Apprentissage accéléré du français

Avant même de débarquer en Auvergne, Harry Plummer avait passé un deal avec son futur staff : prendre sans délai des cours de français pour faciliter son intégration. «Je dois apprendre très vite la langue de par mon poste, où je dois beaucoup communiquer, mais également pour comprendre les réunions ou les séances vidéo plus facilement.» Pour accélérer l’apprentissage, il n’a pas hésité à débarquer en avance, dès début juillet. «Je suis arrivé très tôt, au début du mois de juillet. Cela m’a permis de rencontrer quelques-uns de mes coéquipiers, notamment les Espoirs et les autres recrues.»
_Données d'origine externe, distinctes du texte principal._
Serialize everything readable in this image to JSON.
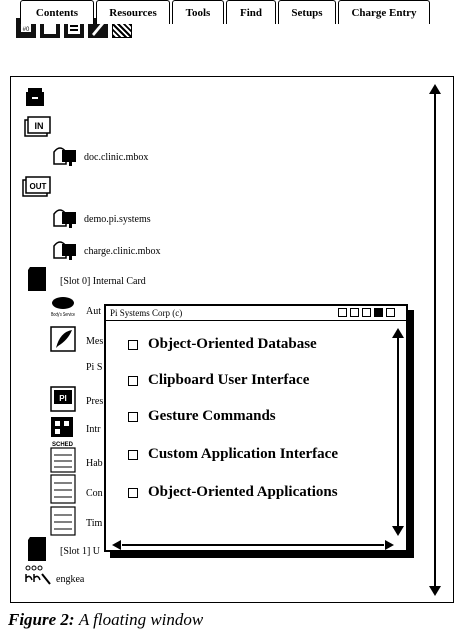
{
  "toolbar": {
    "icons": [
      "notebook-icon",
      "phone-icon",
      "address-card-icon",
      "pen-icon",
      "pattern-icon"
    ]
  },
  "tabs": [
    "Contents",
    "Resources",
    "Tools",
    "Find",
    "Setups",
    "Charge Entry"
  ],
  "tree": {
    "in_label": "IN",
    "out_label": "OUT",
    "items": [
      {
        "label": "doc.clinic.mbox"
      },
      {
        "label": "demo.pi.systems"
      },
      {
        "label": "charge.clinic.mbox"
      },
      {
        "label": "[Slot 0] Internal Card"
      },
      {
        "label": "Aut"
      },
      {
        "label": "Mes"
      },
      {
        "label": "Pi S"
      },
      {
        "label": "Pres"
      },
      {
        "label": "Intr"
      },
      {
        "label": "Hab"
      },
      {
        "label": "Con"
      },
      {
        "label": "Tim"
      },
      {
        "label": "[Slot 1] U"
      },
      {
        "label": "engkea"
      }
    ],
    "icon_texts": {
      "body_label": "Body's Service",
      "pi_label": "PI",
      "sched_label": "SCHED",
      "abc_label": "ABC"
    }
  },
  "floating_window": {
    "title": "Pi Systems Corp (c)",
    "items": [
      "Object-Oriented Database",
      "Clipboard User Interface",
      "Gesture Commands",
      "Custom Application Interface",
      "Object-Oriented Applications"
    ]
  },
  "caption": {
    "label": "Figure 2:",
    "text": "A floating window"
  }
}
Déjà conquis par la Yellow Army

Sa première à domicile, dimanche dernier face au Stade Toulousain, a confirmé ses attentes. À savoir un stade Marcel-Michelin en fusion. «Beaucoup de bruit et beaucoup de passion. Je sais à quel point les Clermontois sont passionnés. La Yellow Army est un groupe de supporters vraiment spécial. Et je ne pense pas qu’il existe quelque chose de similaire ailleurs dans le monde. C’est incroyable.» Une raison de plus de ne pas regretter son choix de l’exil. «Le rugby nous offre l’opportunité incroyable de voir le monde entier. C’est quelque chose qu’aucun autre métier ne permet : voyager tout en continuant à faire ce que l’on aime. Clermont est un formidable endroit pour me montrer un nouveau mode de vie. Je n’y suis que depuis deux mois, donc j’apprends encore beaucoup. Le style de vie, les gens, la culture sont clairement différents de chez moi. Mais c’est quelque chose que j’apprécie à connaître.»